Bob Meara, a senior analyst at the Boston research and consulting firm Celent LLC, said in an interview Wednesday that banks of all sizes have embraced imaging technology. "It was clearly the large cash management banks that led the gold rush, but an astonishing number of smaller institutions have come online in the last year — over 2,000 of them."

By yearend more than 3,500 will offer remote capture, he predicted. With paper checks in decline, supplanted by electronic alternatives, image services hosted by vendors "are going to be increasingly valuable to banks of all sizes."

John Leekley, the chief executive of RemoteDepositCapture LLC of Atlanta, said that a number of NetDeposit rivals already offer hosted versions of their remote-capture software, including RDM Corp. of Waterloo, Ontario, and Metavante, the processor being spun off by Marshall & Ilsley Corp.

"NetDeposit is moving in lockstep, it seems, with where the industry is going," Mr. Leekley said. NetDeposit needed to increase the attention to its hosted offering, because most of the nation's biggest banking companies — historically the vendor's primary target market — have made their strategic decisions at this point, he said.

"That leaves the majority of the other banks in the industry, and the majority of banks are smaller banks," said Mr. Leekley, whose company operates the Web site RemoteDepositCapture.com. "They're backed into a corner. They have to act fast, they have to act quickly, and they don't have the resources to develop this capability in-house."

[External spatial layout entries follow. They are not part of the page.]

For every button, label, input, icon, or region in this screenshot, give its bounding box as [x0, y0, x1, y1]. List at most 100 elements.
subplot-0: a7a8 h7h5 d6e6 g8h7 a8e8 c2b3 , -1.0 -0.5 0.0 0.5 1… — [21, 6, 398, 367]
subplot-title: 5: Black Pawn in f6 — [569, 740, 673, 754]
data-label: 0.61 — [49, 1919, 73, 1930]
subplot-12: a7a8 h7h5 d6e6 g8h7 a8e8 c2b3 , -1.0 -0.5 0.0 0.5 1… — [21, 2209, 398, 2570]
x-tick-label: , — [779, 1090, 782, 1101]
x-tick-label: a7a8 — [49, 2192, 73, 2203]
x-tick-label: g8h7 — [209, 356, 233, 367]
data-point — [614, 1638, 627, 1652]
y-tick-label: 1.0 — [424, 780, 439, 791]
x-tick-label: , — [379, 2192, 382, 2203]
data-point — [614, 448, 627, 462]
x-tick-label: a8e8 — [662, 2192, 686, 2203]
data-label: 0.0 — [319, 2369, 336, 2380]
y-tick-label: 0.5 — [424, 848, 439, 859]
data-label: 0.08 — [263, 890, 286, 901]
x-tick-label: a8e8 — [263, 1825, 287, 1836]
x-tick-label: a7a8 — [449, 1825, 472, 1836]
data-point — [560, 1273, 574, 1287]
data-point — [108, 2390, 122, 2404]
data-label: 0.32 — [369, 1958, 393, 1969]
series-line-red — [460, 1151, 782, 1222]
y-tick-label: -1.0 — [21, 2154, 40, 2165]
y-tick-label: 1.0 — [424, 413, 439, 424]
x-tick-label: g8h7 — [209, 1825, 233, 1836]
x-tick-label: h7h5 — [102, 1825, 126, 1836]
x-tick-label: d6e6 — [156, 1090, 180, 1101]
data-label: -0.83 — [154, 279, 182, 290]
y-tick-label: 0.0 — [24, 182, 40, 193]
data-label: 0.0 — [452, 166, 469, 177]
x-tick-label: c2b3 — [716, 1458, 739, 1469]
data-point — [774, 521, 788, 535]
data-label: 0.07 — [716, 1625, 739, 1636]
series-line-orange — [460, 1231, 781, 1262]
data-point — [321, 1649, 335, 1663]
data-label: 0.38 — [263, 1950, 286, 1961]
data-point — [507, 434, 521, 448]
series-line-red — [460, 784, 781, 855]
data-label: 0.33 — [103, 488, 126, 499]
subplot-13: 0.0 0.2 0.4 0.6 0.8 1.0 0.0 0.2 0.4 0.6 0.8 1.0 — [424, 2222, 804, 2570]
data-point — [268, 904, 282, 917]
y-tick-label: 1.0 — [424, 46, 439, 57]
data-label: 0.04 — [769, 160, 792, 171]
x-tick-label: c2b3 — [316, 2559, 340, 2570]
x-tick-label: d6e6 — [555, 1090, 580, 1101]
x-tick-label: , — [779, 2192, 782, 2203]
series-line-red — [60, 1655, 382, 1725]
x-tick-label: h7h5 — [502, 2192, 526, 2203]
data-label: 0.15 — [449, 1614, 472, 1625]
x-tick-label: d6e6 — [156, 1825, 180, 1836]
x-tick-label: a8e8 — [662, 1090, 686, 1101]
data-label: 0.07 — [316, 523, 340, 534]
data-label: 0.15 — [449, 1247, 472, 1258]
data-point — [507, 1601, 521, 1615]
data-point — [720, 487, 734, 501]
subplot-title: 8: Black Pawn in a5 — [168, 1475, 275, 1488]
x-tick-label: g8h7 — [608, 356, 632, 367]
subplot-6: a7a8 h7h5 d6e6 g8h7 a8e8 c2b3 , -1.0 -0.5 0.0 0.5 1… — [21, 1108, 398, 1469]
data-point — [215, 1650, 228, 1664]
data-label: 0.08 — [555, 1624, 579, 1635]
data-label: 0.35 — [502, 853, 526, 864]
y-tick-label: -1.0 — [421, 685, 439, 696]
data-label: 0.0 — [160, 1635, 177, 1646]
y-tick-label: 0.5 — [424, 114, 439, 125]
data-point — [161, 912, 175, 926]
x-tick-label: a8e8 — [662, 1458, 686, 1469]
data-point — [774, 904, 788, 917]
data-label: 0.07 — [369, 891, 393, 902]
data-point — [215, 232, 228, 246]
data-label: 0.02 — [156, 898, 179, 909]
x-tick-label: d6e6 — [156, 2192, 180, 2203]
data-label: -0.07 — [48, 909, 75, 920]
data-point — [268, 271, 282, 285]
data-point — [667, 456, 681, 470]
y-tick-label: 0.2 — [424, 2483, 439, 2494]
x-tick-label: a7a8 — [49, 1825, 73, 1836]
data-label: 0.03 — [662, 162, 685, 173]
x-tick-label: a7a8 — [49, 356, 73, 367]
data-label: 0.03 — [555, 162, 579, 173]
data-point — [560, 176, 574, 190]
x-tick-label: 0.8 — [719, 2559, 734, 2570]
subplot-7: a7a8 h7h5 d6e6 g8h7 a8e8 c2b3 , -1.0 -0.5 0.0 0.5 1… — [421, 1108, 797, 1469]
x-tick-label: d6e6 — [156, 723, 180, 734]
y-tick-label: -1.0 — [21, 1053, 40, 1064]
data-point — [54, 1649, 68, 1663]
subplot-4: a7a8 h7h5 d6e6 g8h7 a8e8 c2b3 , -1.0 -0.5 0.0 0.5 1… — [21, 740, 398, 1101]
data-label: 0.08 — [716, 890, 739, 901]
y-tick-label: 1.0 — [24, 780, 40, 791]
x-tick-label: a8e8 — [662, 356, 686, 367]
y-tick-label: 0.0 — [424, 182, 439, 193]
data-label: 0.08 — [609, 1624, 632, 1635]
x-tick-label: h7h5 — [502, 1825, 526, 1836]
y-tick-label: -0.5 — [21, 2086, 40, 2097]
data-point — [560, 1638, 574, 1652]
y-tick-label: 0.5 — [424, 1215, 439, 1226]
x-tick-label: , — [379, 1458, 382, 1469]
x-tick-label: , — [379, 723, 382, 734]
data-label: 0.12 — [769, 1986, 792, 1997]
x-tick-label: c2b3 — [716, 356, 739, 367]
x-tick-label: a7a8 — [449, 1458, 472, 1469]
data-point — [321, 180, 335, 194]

Chris Styga was named the head of NetDeposit Licensed Solutions, which will develop and maintain software that banks install on their own computers. NDpro Payment Services will be a customer of his unit. Jeff Johnson was named the head of NDpro Payment Services, which will provide hosted remote deposit capture and image cash letter services.

They both will report directly to Royce Brown, NetDeposit's president and chief operating officer.